When you’re not in the forest, you’ll most likely be in an old warehouse or building. Just like the forest, these building look great, with no detail missed on their design, complete with cracks in the walls, puddles on the floor, and the occasional book lying around. And just like the forestry, you’ll come across guards and the occasional scientist who look just as fitting in their environment. The character models are very crisp and defined, with no ‘painted-on’ bits and pieces. Snake especially looks good - right down to his famed facial hair.
As always, the Metal Gear series never lets down with music, and with a great score by Harry Gregson-Williams once again, it’s no wonder. The Metal Gear Solid theme music has returned, albeit in smaller pieces scattered throughout the game, and instead a James Bond inspired theme takes the main stage for the opening intro theme. Each of the characters and bosses that you come across has their own theme music which will subtly sneak into the game each time that character makes his or her presence. The alert music will create a sense of pressure and excitement with its fast, quick tempo, which will fade into a less energized melody once the enemies have seemingly lost you, with the feeling that the alert could break into full swing at any one moment. Birds squawking, crickets chirping and the sound created by snakes slithering about increase the entire environment mood.

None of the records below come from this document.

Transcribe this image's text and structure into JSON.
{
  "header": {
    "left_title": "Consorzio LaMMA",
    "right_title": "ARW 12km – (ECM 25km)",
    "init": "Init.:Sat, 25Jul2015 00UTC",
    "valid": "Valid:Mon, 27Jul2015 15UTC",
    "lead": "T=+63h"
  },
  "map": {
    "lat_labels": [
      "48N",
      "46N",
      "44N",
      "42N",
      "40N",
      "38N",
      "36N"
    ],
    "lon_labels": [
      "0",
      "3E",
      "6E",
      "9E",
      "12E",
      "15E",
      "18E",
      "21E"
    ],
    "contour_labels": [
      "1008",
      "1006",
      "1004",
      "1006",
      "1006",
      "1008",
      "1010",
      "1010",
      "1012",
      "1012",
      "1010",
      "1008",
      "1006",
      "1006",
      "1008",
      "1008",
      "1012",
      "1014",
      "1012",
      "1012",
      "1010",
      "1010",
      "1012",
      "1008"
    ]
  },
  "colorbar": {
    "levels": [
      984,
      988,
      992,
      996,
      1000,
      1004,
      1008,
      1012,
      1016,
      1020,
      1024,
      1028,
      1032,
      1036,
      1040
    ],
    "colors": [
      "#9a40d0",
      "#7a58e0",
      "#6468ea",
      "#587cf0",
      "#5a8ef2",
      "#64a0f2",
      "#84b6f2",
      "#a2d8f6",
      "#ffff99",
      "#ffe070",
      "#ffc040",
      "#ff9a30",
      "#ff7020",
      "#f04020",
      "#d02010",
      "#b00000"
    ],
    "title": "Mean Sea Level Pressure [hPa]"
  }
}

Metal Gear Solid 3: Snake Eater is a huge game, and the sheer amount of hidden items and tricks, coupled with the different way of completing parts of the game mean that you won’t get bored for a long time. Even once you’ve finished the game through a few times you can amp up the difficulty settings, or have a go at the mini-game, Snake vs. Monkey. And for us lucky PAL gamers, we’re treated with the Dual Mode and Demo Theatre. All fans of the previous Metal Gear games will love this instalment, while PlayStation owners looking for a good, solid stealth game should pick this one up.